There are many of these, but some of the views you’ll use most regularly include: the Versatile lens, which is your basic overview; the StreetSense lens which gives you a unit-specific view of local opportunities; and the Contemplations lens, which reveals locations in which you can ponder things and/or dream of electric sheep, triggering philosophical musings that unlock sidequests which help to bolster your tech and caps, or progress particular endings. There’s also an Investigations lens which lets you locate areas to which you can send qualified androids in order to acquire new tech – like that aforementioned vat-grown meat process, for example.

Why, you might have been wondering since I first mentioned it, would a sentient AI need meat? Well, while you can choose to go to war with the remnants of Earth’s population (indeed, your very first interaction gives you the option to follow an instruction or simply murder the people giving it) you can also cut deals, set up shell companies, employ organics, or fake some digital philanthropy in exchange for reduced suspicion in your activities. To that end you might choose to create shelters for localised populations of homeless humans, and provide them with filtered water and food.
Terminator, too
These projects represent just a handful of the seemingly unending potential opportunities which reveal themselves as you scratch at the surface of this simulation – a process which feels like diving into a fractal structure that never stops unfurling. Combat is always on the table, but you can also force conversations with certain android units, or trigger a debating mini game where you must convince your opponent that they should support your actions. You could demoralise or terrify them, too, fall in with the megacorp controlling the city, rally against it, operate beyond a nuclear event, or even muck about with time travel. Even after dozens of hours playing, exploring some fascinating ideas which I don’t want to spoil here, it’s difficult to sense the edges of Heart’s scope. The game’s ‘no wrong choices’ ethos encourages you to experiment freely and learn from mistakes rather than restarting or reloading – it’s intoxicating.

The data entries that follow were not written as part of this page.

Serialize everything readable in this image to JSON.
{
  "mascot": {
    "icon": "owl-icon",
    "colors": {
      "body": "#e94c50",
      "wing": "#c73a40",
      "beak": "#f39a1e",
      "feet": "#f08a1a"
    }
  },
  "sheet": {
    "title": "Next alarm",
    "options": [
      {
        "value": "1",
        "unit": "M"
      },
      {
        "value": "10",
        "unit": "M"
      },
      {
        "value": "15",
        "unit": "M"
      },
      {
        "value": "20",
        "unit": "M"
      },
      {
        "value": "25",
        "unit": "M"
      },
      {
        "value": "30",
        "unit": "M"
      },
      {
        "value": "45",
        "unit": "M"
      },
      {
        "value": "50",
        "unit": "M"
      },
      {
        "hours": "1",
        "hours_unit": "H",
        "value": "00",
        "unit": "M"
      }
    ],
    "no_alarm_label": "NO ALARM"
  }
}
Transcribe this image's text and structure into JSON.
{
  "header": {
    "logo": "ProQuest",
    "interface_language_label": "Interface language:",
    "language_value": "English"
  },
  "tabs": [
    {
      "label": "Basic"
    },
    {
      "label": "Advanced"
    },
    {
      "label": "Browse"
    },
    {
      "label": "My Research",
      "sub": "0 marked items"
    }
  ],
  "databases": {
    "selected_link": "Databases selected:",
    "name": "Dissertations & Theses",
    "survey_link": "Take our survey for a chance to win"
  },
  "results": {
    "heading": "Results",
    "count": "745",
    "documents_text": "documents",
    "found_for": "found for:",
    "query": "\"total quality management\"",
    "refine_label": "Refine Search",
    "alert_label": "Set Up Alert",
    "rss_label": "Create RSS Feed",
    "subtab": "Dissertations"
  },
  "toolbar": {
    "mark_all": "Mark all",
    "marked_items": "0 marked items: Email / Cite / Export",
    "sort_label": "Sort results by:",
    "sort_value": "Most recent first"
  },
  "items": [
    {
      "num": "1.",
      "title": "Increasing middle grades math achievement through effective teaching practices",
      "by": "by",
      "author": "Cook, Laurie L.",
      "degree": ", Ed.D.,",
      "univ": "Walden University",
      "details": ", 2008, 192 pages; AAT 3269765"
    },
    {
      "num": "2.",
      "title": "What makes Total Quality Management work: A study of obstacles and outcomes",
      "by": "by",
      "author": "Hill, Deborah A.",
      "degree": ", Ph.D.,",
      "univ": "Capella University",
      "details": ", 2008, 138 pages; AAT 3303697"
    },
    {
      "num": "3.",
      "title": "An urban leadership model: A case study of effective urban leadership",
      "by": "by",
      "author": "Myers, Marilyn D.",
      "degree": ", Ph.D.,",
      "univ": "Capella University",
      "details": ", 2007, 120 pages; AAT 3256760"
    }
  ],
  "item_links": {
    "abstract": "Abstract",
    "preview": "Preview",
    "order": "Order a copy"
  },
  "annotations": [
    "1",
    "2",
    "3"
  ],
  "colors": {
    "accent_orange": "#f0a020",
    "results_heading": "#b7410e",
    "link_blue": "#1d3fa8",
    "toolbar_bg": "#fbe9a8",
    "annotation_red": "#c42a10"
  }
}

With so much going on it would have been easy for the game to lack visual clarity, but Arcen has crafted a thoughtful aesthetic which, after a period of acclimatisation, allows you to make sense of everything at a glance. Some of the UI elements recall the studio’s previous genre mash up, AI War 2, but here those basic elements have matured into something more fully formed. The city is a shadowy presence, foreboding and huge, but it lights up with colour and detail wherever you have a presence. A blanket of dystopian haze engulfs the simulated world you look down on, providing an effective canvas for searing neon icons, bars, and bullet trajectories to cut through. And the game blends detailed renders of your androids with vague 2D silhouettes of the humans you interact with, lending them a dream-like unknowability that underscores your alternate perspective as a machine trying to understand its place in the world.


Heart of the Machine is a fiercely confident blend of genres, concepts, and execution that offsets its overwhelming scope with generous freedom and patience. Failure never feels punishing, and almost always teaches you something new about how to tackle similar scenarios as you continue to probe the reality into which you’ve emerged. Arcen somehow manages to nod to Crusader Kings and Syndicate simultaneously, while wrapping the whole thing in a machine-intelligence strangeness that Iain M Banks would have been proud of. I would also be remiss not to mention the wonderful blend of Vangelis-y tunes that tip over into Amiga-era Psygnosis, too. Despite the game’s scale, complexity, and ambition, Heart of the Machine remains steadfastly accessible and forgiving and as a result it’s impossible not to become entranced by Arcen’s brave new world.